城下の宿場町を歩く。

 タガネの後ろをレインが追従する。

 王城で部屋を用意する整えがあったが、マリアの一件もしかり、寝首を掻かれるのを恐れた。第一王子などが特に危うい。

 盗賊団の首の報酬は翌朝に受け取る運び。

 それまで、体を休めるなら城下町で宿を取る他にない。

 孤児のレインは、如何にするか。

 それを落ち着いて考える為にも、先ずは休める場所に行くのが先決だった。

 タガネは肩越しに顧みる。

 必死にいてくるレイン。

 侍女からの話を聞けば、大量の水を要求していたらしいが、タガネと合流してからは全く水を乞わない。


「一々くっつくな」

「ん」


 レインズは頑なに傍を離れない。

 タガネの服の裾などを掴んできたりするので、煩わしくなって何度も払っている内に、黙って後ろを追うだけである。

 タガネは総菜屋で食材を買う。

 店の棚から果物をかじったレインを制止し、店主に気付かれる前に宿へと連行した。

 ところが。


「すみません。空室は無くて」


 宿に着けば部屋は無いと聞く。受付の宿主が頭を垂れて謝罪した。

 タガネは納得した。

 この異常気象、野宿は不可能だ。宿が満室になるのは必然、屋根の下は人影に埋め尽くされる風情だ。

 タガネはレインを見遣る。


「厩舎で構わん。屋根のある所は無いか?」

「それが……」


 宿主に案内されて厩舎に行く。

 開けられた木戸の向こう側で、大量の馬の死骸が転がっていた。筋肉の面影すらない惨たらしい姿に変貌を遂げ、餌の草なども枯れ草状態だった。

 タガネも思わず顔が険しくなる。

 人が寝れた物ではない。

 夜になれば幾分か暑気は和らぐし、空気の乾燥具合も堪えられるが、些か以上にレインには酷な環境である。

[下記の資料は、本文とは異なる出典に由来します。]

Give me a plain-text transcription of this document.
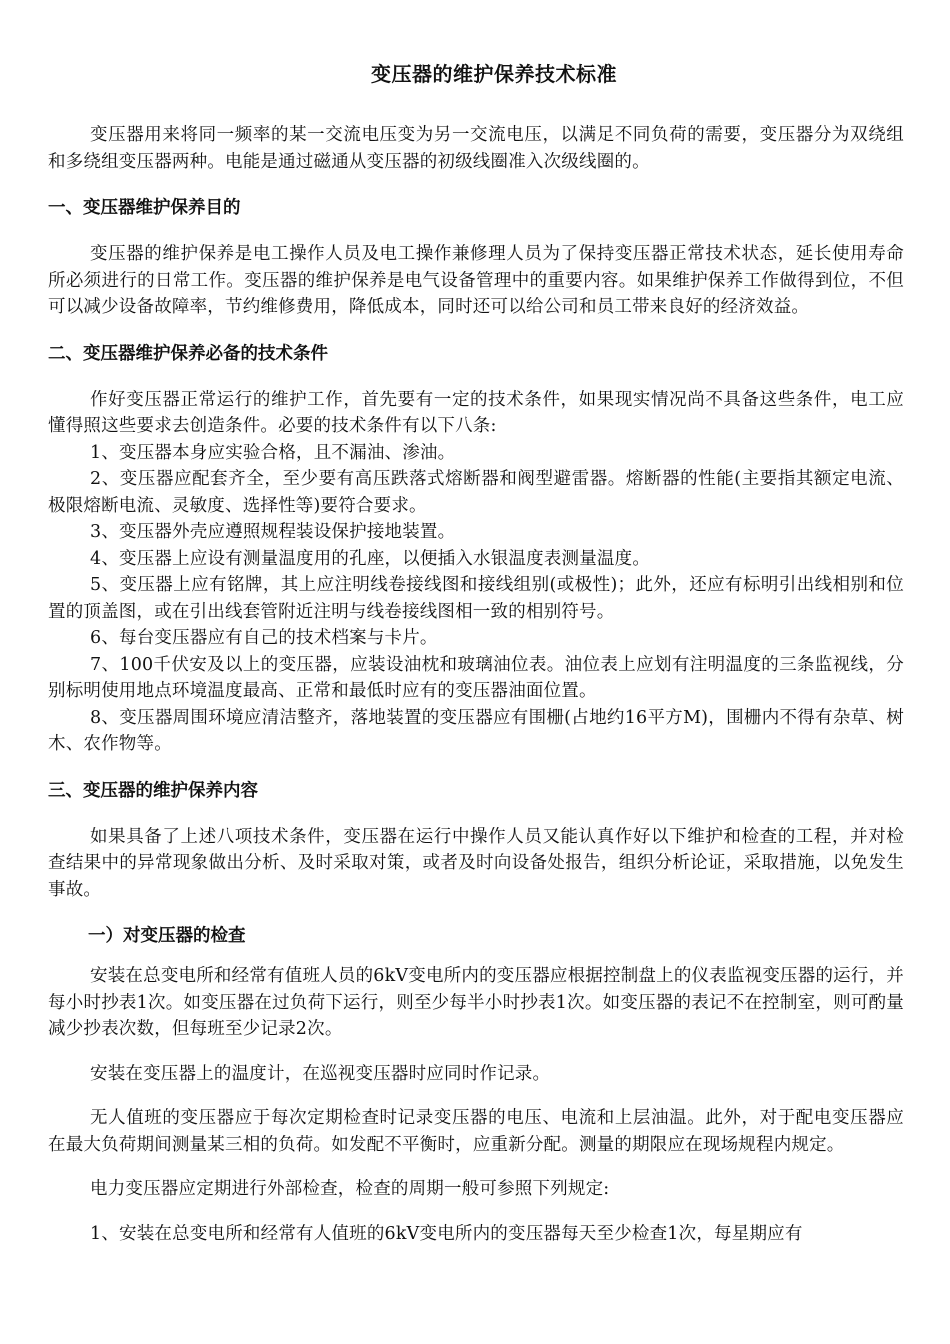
变压器的维护保养技术标准

变压器用来将同一频率的某一交流电压变为另一交流电压，以满足不同负荷的需要，变压器分为双绕组和多绕组变压器两种。电能是通过磁通从变压器的初级线圈准入次级线圈的。

一、变压器维护保养目的

变压器的维护保养是电工操作人员及电工操作兼修理人员为了保持变压器正常技术状态，延长使用寿命所必须进行的日常工作。变压器的维护保养是电气设备管理中的重要内容。如果维护保养工作做得到位，不但可以减少设备故障率，节约维修费用，降低成本，同时还可以给公司和员工带来良好的经济效益。

二、变压器维护保养必备的技术条件

作好变压器正常运行的维护工作，首先要有一定的技术条件，如果现实情况尚不具备这些条件，电工应懂得照这些要求去创造条件。必要的技术条件有以下八条:

1、变压器本身应实验合格，且不漏油、渗油。

2、变压器应配套齐全，至少要有高压跌落式熔断器和阀型避雷器。熔断器的性能(主要指其额定电流、极限熔断电流、灵敏度、选择性等)要符合要求。

3、变压器外壳应遵照规程装设保护接地装置。

4、变压器上应设有测量温度用的孔座，以便插入水银温度表测量温度。

5、变压器上应有铭牌，其上应注明线卷接线图和接线组别(或极性)；此外，还应有标明引出线相别和位置的顶盖图，或在引出线套管附近注明与线卷接线图相一致的相别符号。

6、每台变压器应有自己的技术档案与卡片。

7、100千伏安及以上的变压器，应装设油枕和玻璃油位表。油位表上应划有注明温度的三条监视线，分别标明使用地点环境温度最高、正常和最低时应有的变压器油面位置。

8、变压器周围环境应清洁整齐，落地装置的变压器应有围栅(占地约16平方M)，围栅内不得有杂草、树木、农作物等。

三、变压器的维护保养内容

如果具备了上述八项技术条件，变压器在运行中操作人员又能认真作好以下维护和检查的工程，并对检查结果中的异常现象做出分析、及时采取对策，或者及时向设备处报告，组织分析论证，采取措施，以免发生事故。

一）对变压器的检查

安装在总变电所和经常有值班人员的6kV变电所内的变压器应根据控制盘上的仪表监视变压器的运行，并每小时抄表1次。如变压器在过负荷下运行，则至少每半小时抄表1次。如变压器的表记不在控制室，则可酌量减少抄表次数，但每班至少记录2次。

安装在变压器上的温度计，在巡视变压器时应同时作记录。

无人值班的变压器应于每次定期检查时记录变压器的电压、电流和上层油温。此外，对于配电变压器应在最大负荷期间测量某三相的负荷。如发配不平衡时，应重新分配。测量的期限应在现场规程内规定。

电力变压器应定期进行外部检查，检查的周期一般可参照下列规定:

1、安装在总变电所和经常有人值班的6kV变电所内的变压器每天至少检查1次，每星期应有
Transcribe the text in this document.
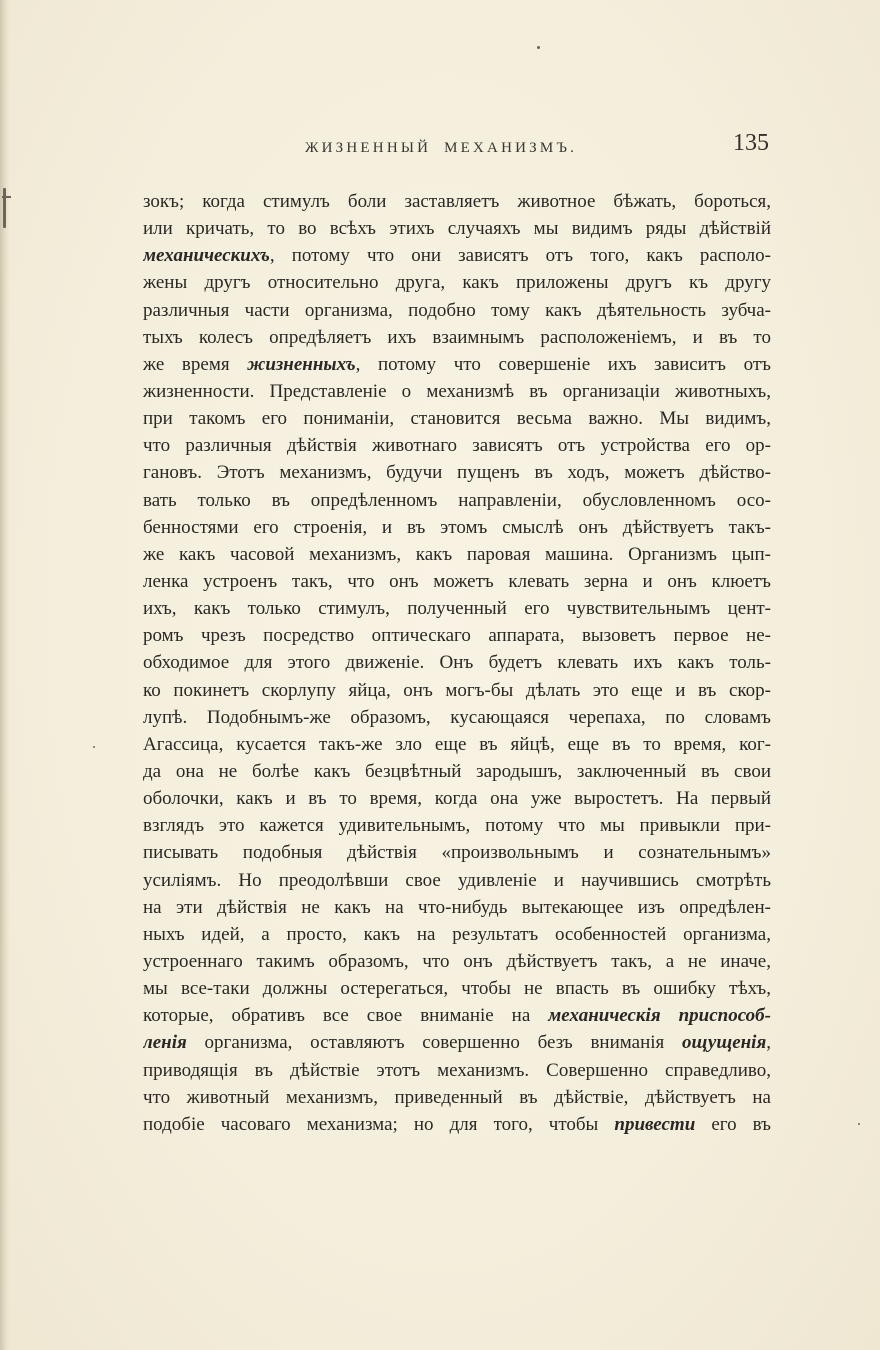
ЖИЗНЕННЫЙ МЕХАНИЗМЪ.	135
зокъ; когда стимулъ боли заставляетъ животное бѣжать, бороться,
или кричать, то во всѣхъ этихъ случаяхъ мы видимъ ряды дѣйствій
механическихъ, потому что они зависятъ отъ того, какъ располо-
жены другъ относительно друга, какъ приложены другъ къ другу
различныя части организма, подобно тому какъ дѣятельность зубча-
тыхъ колесъ опредѣляетъ ихъ взаимнымъ расположеніемъ, и въ то
же время жизненныхъ, потому что совершеніе ихъ зависитъ отъ
жизненности. Представленіе о механизмѣ въ организаціи животныхъ,
при такомъ его пониманіи, становится весьма важно. Мы видимъ,
что различныя дѣйствія животнаго зависятъ отъ устройства его ор-
гановъ. Этотъ механизмъ, будучи пущенъ въ ходъ, можетъ дѣйство-
вать только въ опредѣленномъ направленіи, обусловленномъ осо-
бенностями его строенія, и въ этомъ смыслѣ онъ дѣйствуетъ такъ-
же какъ часовой механизмъ, какъ паровая машина. Организмъ цып-
ленка устроенъ такъ, что онъ можетъ клевать зерна и онъ клюетъ
ихъ, какъ только стимулъ, полученный его чувствительнымъ цент-
ромъ чрезъ посредство оптическаго аппарата, вызоветъ первое не-
обходимое для этого движеніе. Онъ будетъ клевать ихъ какъ толь-
ко покинетъ скорлупу яйца, онъ могъ-бы дѣлать это еще и въ скор-
лупѣ. Подобнымъ-же образомъ, кусающаяся черепаха, по словамъ
Агассица, кусается такъ-же зло еще въ яйцѣ, еще въ то время, ког-
да она не болѣе какъ безцвѣтный зародышъ, заключенный въ свои
оболочки, какъ и въ то время, когда она уже выростетъ. На первый
взглядъ это кажется удивительнымъ, потому что мы привыкли при-
писывать подобныя дѣйствія «произвольнымъ и сознательнымъ»
усиліямъ. Но преодолѣвши свое удивленіе и научившись смотрѣть
на эти дѣйствія не какъ на что-нибудь вытекающее изъ опредѣлен-
ныхъ идей, а просто, какъ на результатъ особенностей организма,
устроеннаго такимъ образомъ, что онъ дѣйствуетъ такъ, а не иначе,
мы все-таки должны остерегаться, чтобы не впасть въ ошибку тѣхъ,
которые, обративъ все свое вниманіе на механическія приспособ-
ленія организма, оставляютъ совершенно безъ вниманія ощущенія,
приводящія въ дѣйствіе этотъ механизмъ. Совершенно справедливо,
что животный механизмъ, приведенный въ дѣйствіе, дѣйствуетъ на
подобіе часоваго механизма; но для того, чтобы привести его въ
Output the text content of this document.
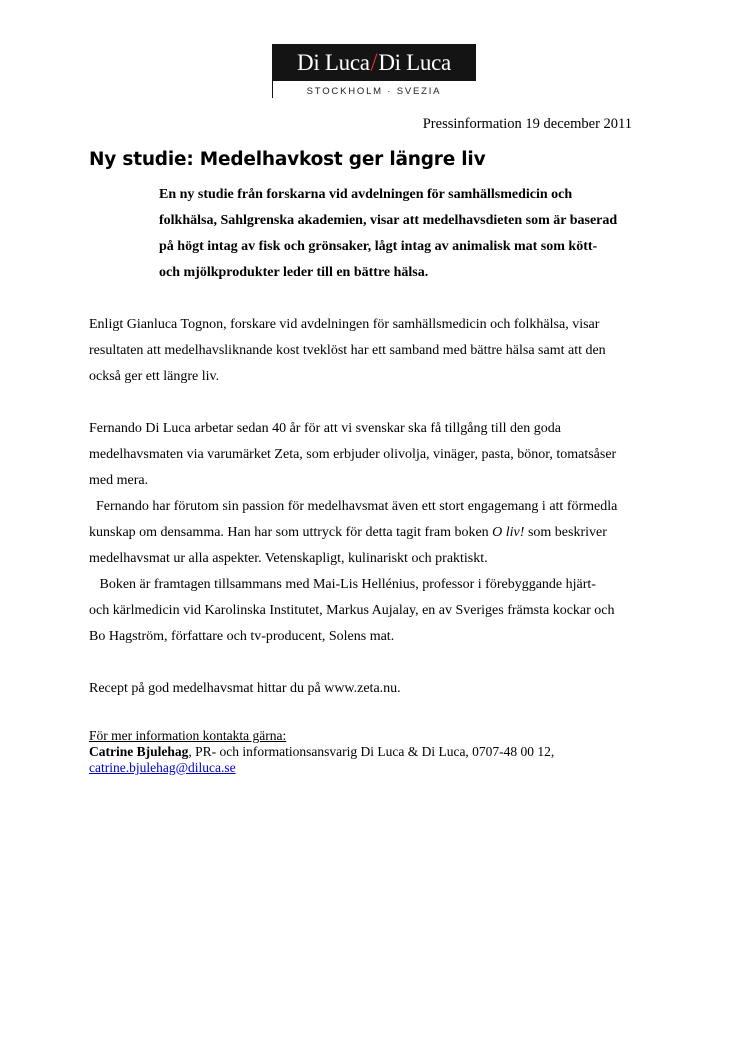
Di Luca/Di Luca
STOCKHOLM · SVEZIA
Pressinformation 19 december 2011
Ny studie: Medelhavkost ger längre liv
En ny studie från forskarna vid avdelningen för samhällsmedicin och
folkhälsa, Sahlgrenska akademien, visar att medelhavsdieten som är baserad
på högt intag av fisk och grönsaker, lågt intag av animalisk mat som kött-
och mjölkprodukter leder till en bättre hälsa.
Enligt Gianluca Tognon, forskare vid avdelningen för samhällsmedicin och folkhälsa, visar
resultaten att medelhavsliknande kost tveklöst har ett samband med bättre hälsa samt att den
också ger ett längre liv.
Fernando Di Luca arbetar sedan 40 år för att vi svenskar ska få tillgång till den goda
medelhavsmaten via varumärket Zeta, som erbjuder olivolja, vinäger, pasta, bönor, tomatsåser
med mera.
Fernando har förutom sin passion för medelhavsmat även ett stort engagemang i att förmedla
kunskap om densamma. Han har som uttryck för detta tagit fram boken O liv! som beskriver
medelhavsmat ur alla aspekter. Vetenskapligt, kulinariskt och praktiskt.
Boken är framtagen tillsammans med Mai-Lis Hellénius, professor i förebyggande hjärt-
och kärlmedicin vid Karolinska Institutet, Markus Aujalay, en av Sveriges främsta kockar och
Bo Hagström, författare och tv-producent, Solens mat.
Recept på god medelhavsmat hittar du på www.zeta.nu.
För mer information kontakta gärna:
Catrine Bjulehag, PR- och informationsansvarig Di Luca & Di Luca, 0707-48 00 12,
catrine.bjulehag@diluca.se
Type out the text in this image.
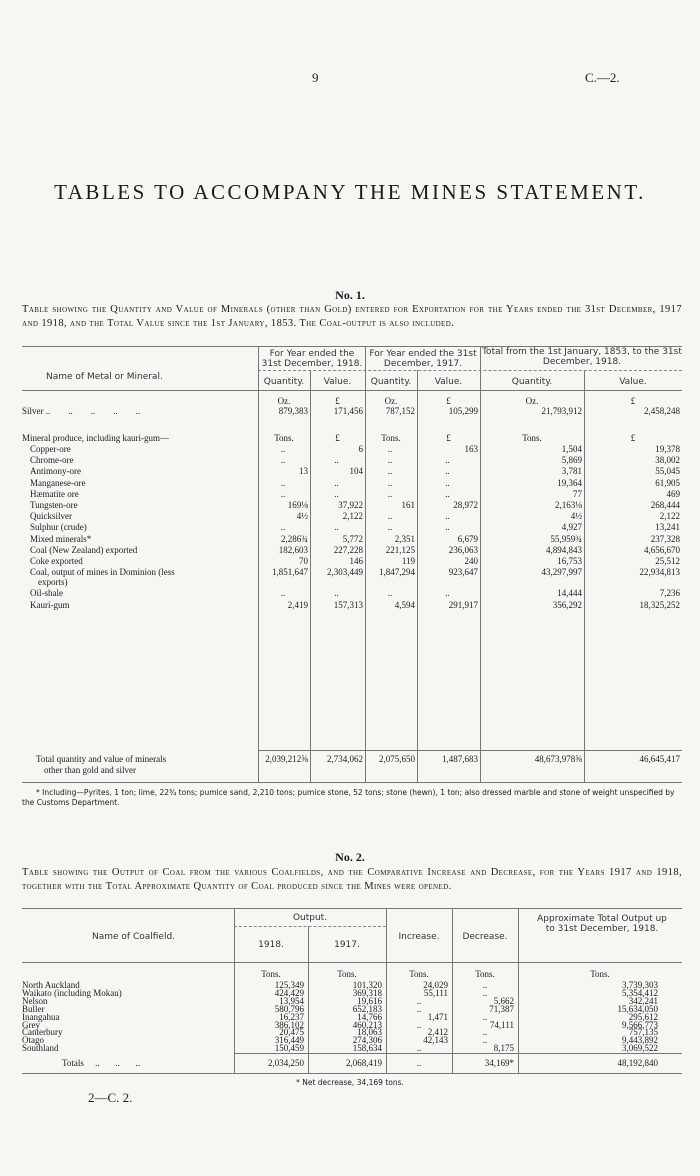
9	C.—2.
TABLES TO ACCOMPANY THE MINES STATEMENT.
No. 1.
Table showing the Quantity and Value of Minerals (other than Gold) entered for Exportation for the Years ended the 31st December, 1917 and 1918, and the Total Value since the 1st January, 1853. The Coal-output is also included.
Name of Metal or Mineral.
For Year ended the 31st December, 1918.
For Year ended the 31st December, 1917.
Total from the 1st January, 1853, to the 31st December, 1918.
Quantity.	Value.	Quantity.	Value.	Quantity.	Value.
Oz.	£	Oz.	£	Oz.	£
Silver ..        ..        ..        ..        ..	879,383	171,456	787,152	105,299	21,793,912	2,458,248
Mineral produce, including kauri-gum—	Tons.	£	Tons.	£	Tons.	£
Copper-ore	..	6	..	163	1,504	19,378
Chrome-ore	..	..	..	..	5,869	38,002
Antimony-ore	13	104	..	..	3,781	55,045
Manganese-ore	..	..	..	..	19,364	61,905
Hæmatite ore	..	..	..	..	77	469
Tungsten-ore	169⅛	37,922	161	28,972	2,163⅛	268,444
Quicksilver	4½	2,122	..	..	4½	2,122
Sulphur (crude)	..	..	..	..	4,927	13,241
Mixed minerals*	2,286¾	5,772	2,351	6,679	55,959¾	237,328
Coal (New Zealand) exported	182,603	227,228	221,125	236,063	4,894,843	4,656,670
Coke exported	70	146	119	240	16,753	25,512
Coal, output of mines in Dominion (less	1,851,647	2,303,449	1,847,294	923,647	43,297,997	22,934,813
exports)
Oil-shale	..	..	..	..	14,444	7,236
Kauri-gum	2,419	157,313	4,594	291,917	356,292	18,325,252
Total quantity and value of minerals
other than gold and silver
2,039,212⅝	2,734,062	2,075,650	1,487,683	48,673,978⅝	46,645,417
* Including—Pyrites, 1 ton; lime, 22¾ tons; pumice sand, 2,210 tons; pumice stone, 52 tons; stone (hewn), 1 ton; also dressed marble and stone of weight unspecified by the Customs Department.
No. 2.
Table showing the Output of Coal from the various Coalfields, and the Comparative Increase and Decrease, for the Years 1917 and 1918, together with the Total Approximate Quantity of Coal produced since the Mines were opened.
Name of Coalfield.
Output.
1918.	1917.
Increase.	Decrease.
Approximate Total Output up to 31st December, 1918.
Tons.	Tons.	Tons.	Tons.	Tons.
North Auckland	125,349	101,320	24,029	..	3,739,303
Waikato (including Mokau)	424,429	369,318	55,111	..	5,354,412
Nelson	13,954	19,616	..	5,662	342,241
Buller	580,796	652,183	..	71,387	15,634,050
Inangahua	16,237	14,766	1,471	..	295,612
Grey	386,102	460,213	..	74,111	9,566,773
Canterbury	20,475	18,063	2,412	..	757,135
Otago	316,449	274,306	42,143	..	9,443,892
Southland	150,459	158,634	..	8,175	3,069,522
Totals     ..       ..       ..	2,034,250	2,068,419	..	34,169*	48,192,840
* Net decrease, 34,169 tons.
2—C. 2.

 ならば旱魃の無い地域まで逃れれば良い話なのだが、この幼子ではその旅路に堪えられるかも怪しく、その負担を抱えて歩くタガネにも相応の労苦が求められる。

 レインが小首を傾げた。


「……城を、頼るか」

「ん」

「くそ、ヴリトラめ」


 タガネは小さく愚痴をこぼす。

 元凶たるヴリトラが憎い。戦う積もりは無いが。

 レインを片腕に座らせるように抱え、宿主に礼を行って外に出た。もうは王城の厚意しか無い。

 王都を出れば、給水場も無いので危険だ。

 とにかく安らげる場所が必要だった。この際、もう第一王子の部屋でも、マリアの膝下でも構わない。


「レイン」

「ん」

「青い髪の女に気を付けろ。あと金髪の偉そうな男にもだ」

「……ぴか、ぴか?」

「……そうだ。ぴかぴかしたヤツに気を付けろ」


 コートで包んだレインを片手に、タガネは王城へと向かった。



 そして一刻の後。

 王の御前ごぜんに立っていた。


「なるほど」


 国王はけたけたと、可笑しそうに笑った。タガネと、その隣で彼の服の裾を掴むレインを交互に見る。

 タガネは羞恥に堪えた。

 だから嫌だった。誰かにレインと居るのを見られるのは。しかし、事情説明も無しに断った城内の宿泊を再び願うなど許されるとは思えなかった。

 自分が救った命の責任がある。

 必要な犠牲である。


「うむ、良いものを見せてもらった」

「くッ……忘れろ」


 タガネは俯いて顔を隠す。

 レインが国王を指差した。


「ぴかぴか」

「あのぴかぴかは大丈夫だ」


 国王が微笑ましげに見守る。

 近くにいた侍女に耳打ちし、タガネに向き直った。


「よし、部屋を調えさせる」

「ありがたい」

「――その代わり」

「…………わかった。討伐の件、引き受ける」


 国王が満足げに頷いた。

 レインの保護、その対価がヴリトラを相手取るとは不釣り合いも良いところ。本来なら無理だと見捨てて、むしろ王城に置き去りにすれば侍女などが面倒を見てくれるかもとの楽観もある。

 しかし、隣にいるレインは助けた命。

 タガネにも、遵守すべき鉄則がある。

 面倒を見れないなら、最初から救うな。――つまり、拾った時点で大きな覚悟と義務を背負わざるを得ないのだ。

 いつも自分勝手に生きている分、自分も相応に平和なければならない物がある。

 宰相が前に出た。


「では、後ほど会議があるので参加しなさい」

「……ああ」

「ぴかぴか」

「あれは少し駄目なヤツだ」


 レインを連れて、玉座の間を後にした。